In 1940, with German U-boats blockading all commerce across the Atlantic Ocean, a fireball at the Crown Cork and Seal factory lit the sky over Baltimore. The newspapers said that you could see its glow as far north as Philadelphia and as far south as Annapolis. Rumors of Nazi sabotage led to an FBI investigation and pulled an entire industry into the machinery of national security as America stood on the brink of war.
In Cork Wars, David A. Taylor traces this fascinating story through the lives of three men and their families, who were all drawn into this dangerous intersection of enterprise and espionage. At the heart of this tale is self-made mogul Charles McManus, son of Irish immigrants, who grew up on Baltimore’s rough streets. McManus ran Crown Cork and Seal, a company that manufactured everything from bottle caps to oil-tight gaskets for fighter planes. Frank DiCara, as a young teenager growing up in Highlandtown, watched from his bedroom window as the fire blazed at the factory. Just a few years later, under pressure to support his family after the death of his father, DiCara quit school and got a job at Crown. Meanwhile, Melchor Marsa, Catalan by birth, managed Crown Cork and Seal’s plants in Spain and Portugal—and was perfectly placed to be recruited as a spy.

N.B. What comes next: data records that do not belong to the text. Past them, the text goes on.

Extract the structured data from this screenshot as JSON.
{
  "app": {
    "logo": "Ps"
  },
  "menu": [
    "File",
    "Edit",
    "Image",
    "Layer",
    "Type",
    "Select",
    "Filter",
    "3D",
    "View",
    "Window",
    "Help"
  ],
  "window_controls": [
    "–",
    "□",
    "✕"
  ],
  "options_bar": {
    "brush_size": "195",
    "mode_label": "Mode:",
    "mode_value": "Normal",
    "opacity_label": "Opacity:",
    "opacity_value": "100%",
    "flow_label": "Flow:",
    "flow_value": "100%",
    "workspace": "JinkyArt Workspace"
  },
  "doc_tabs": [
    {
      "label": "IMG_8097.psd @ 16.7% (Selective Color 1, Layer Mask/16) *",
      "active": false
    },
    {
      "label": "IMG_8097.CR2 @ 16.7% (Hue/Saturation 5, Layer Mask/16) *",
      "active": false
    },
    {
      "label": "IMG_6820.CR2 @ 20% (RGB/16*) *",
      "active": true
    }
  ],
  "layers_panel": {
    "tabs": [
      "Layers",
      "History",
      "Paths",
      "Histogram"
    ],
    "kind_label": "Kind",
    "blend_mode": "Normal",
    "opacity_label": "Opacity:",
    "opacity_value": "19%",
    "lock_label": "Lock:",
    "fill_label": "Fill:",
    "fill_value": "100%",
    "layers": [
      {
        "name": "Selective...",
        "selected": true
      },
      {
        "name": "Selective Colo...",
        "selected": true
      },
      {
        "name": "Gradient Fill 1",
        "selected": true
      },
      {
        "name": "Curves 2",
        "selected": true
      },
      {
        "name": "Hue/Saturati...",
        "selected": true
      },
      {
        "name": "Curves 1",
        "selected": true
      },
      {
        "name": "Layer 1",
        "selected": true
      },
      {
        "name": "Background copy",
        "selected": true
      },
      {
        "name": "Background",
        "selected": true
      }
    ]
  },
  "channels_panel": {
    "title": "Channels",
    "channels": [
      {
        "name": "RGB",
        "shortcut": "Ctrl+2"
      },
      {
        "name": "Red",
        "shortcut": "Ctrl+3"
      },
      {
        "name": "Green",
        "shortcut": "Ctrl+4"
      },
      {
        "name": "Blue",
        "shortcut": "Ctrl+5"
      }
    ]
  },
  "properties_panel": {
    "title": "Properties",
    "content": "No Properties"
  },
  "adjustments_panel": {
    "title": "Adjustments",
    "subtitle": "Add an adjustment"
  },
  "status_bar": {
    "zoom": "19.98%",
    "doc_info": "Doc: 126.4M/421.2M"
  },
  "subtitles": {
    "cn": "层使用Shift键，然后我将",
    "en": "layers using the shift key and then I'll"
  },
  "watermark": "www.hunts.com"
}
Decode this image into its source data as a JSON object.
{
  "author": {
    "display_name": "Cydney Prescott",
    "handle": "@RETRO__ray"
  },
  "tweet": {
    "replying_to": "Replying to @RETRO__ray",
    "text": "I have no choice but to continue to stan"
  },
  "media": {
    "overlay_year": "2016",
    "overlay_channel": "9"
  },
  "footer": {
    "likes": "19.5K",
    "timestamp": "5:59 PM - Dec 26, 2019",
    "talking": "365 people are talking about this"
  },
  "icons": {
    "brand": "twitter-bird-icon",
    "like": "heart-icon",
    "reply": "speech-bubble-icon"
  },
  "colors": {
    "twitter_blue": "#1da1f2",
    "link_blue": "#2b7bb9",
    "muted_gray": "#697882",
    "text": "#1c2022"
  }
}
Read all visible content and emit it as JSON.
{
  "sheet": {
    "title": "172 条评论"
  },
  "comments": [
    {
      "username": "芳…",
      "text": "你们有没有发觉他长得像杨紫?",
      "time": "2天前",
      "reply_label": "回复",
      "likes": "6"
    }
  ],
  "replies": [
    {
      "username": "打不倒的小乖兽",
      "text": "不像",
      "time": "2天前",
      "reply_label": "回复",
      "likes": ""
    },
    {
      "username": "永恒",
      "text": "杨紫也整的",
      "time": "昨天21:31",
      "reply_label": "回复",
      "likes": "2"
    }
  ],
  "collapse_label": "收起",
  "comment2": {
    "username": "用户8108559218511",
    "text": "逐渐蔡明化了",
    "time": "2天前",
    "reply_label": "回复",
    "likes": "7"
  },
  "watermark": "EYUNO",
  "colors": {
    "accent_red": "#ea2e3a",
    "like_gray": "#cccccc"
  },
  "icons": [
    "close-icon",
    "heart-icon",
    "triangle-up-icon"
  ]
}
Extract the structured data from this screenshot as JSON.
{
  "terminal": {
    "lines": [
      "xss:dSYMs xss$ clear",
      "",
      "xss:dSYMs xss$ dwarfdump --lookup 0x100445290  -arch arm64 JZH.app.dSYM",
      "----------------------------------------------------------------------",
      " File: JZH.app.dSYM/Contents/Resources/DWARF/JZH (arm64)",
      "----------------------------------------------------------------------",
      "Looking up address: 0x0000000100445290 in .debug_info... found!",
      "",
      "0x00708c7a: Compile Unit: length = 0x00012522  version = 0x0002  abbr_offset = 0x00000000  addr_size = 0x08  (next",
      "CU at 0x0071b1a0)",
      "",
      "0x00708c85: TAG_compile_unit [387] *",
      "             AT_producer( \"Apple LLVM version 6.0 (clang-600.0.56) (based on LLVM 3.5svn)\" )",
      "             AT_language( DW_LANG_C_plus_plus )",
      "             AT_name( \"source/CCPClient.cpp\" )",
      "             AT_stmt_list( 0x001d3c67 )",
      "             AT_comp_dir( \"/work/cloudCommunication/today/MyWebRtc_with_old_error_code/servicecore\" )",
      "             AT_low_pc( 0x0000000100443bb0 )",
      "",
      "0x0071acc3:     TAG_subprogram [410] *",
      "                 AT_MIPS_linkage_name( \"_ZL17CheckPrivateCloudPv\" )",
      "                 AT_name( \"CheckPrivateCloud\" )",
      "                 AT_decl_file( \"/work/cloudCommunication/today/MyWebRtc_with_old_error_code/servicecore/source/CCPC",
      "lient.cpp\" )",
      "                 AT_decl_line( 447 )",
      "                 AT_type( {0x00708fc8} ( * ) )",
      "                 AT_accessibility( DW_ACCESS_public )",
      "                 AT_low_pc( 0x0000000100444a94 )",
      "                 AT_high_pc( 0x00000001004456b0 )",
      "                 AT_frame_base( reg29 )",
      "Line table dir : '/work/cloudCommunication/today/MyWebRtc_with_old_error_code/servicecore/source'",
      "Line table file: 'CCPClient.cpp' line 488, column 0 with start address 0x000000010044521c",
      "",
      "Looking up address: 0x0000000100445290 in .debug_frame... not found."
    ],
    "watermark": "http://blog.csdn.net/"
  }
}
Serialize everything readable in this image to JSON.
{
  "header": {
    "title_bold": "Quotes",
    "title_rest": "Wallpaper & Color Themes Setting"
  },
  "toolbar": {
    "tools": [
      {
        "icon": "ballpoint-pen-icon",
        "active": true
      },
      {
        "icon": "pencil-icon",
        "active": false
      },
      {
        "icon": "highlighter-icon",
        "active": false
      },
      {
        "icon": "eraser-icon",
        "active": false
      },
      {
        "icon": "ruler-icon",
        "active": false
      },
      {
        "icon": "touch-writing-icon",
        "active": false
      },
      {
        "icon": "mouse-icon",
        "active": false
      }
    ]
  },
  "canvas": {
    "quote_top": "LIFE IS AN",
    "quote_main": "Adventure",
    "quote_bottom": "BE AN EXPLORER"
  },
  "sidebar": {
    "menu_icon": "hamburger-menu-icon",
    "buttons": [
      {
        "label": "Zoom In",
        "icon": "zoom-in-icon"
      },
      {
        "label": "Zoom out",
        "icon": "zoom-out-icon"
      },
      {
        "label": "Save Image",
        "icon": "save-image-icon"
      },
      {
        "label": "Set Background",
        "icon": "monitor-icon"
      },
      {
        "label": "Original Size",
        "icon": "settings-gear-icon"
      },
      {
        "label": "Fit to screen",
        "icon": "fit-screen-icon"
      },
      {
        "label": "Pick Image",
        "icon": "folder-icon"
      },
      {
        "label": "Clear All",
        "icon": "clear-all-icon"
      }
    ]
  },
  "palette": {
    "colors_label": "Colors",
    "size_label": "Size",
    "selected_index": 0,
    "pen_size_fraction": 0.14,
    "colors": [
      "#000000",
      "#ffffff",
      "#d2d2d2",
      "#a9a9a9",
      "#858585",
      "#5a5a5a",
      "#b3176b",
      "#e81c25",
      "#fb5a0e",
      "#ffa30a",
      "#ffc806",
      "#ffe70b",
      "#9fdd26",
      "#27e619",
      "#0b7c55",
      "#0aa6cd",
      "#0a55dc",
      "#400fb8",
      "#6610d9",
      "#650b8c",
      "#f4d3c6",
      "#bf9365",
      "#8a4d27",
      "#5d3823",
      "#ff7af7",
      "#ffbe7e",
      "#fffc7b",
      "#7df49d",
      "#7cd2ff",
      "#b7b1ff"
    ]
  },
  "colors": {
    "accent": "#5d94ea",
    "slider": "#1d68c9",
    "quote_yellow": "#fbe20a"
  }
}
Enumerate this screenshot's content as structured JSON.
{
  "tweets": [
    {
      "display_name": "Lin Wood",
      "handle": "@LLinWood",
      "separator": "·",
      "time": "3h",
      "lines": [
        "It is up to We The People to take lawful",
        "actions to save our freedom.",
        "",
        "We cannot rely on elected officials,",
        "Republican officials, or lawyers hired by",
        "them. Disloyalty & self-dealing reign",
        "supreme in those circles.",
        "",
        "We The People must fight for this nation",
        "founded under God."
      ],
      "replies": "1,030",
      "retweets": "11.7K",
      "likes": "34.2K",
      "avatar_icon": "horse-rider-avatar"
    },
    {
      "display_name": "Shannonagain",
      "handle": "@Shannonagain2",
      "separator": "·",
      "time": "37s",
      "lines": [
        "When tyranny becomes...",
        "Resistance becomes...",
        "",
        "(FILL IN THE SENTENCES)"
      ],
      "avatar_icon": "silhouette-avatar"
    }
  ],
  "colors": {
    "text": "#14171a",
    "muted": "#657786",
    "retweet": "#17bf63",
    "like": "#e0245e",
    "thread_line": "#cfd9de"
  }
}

McManus, DiCara, and Marsa were connected by the unique properties of a seemingly innocuous substance. Cork, unrivaled as a sealant and insulator, was used in gaskets, bomber insulation, and ammunition, making it crucial to the war effort. From secret missions in North Africa to 4-H clubs growing seedlings in America to secret intelligence agents working undercover in the industry, this book examines cork’s surprising wartime significance. Drawing on in-depth interviews with surviving family members, personal collections, and recently declassified government records, Taylor weaves this by turns beautiful, dark, and outrageous narrative with the drama of a thriller. From the factory floor to the corner office, Cork Wars reflects shifts in our ideas of modernity, the environment, and the materials and norms of American life. World War II buffs—and anyone interested in a good yarn—will be gripped by this bold and frightening tale of a forgotten episode of American history.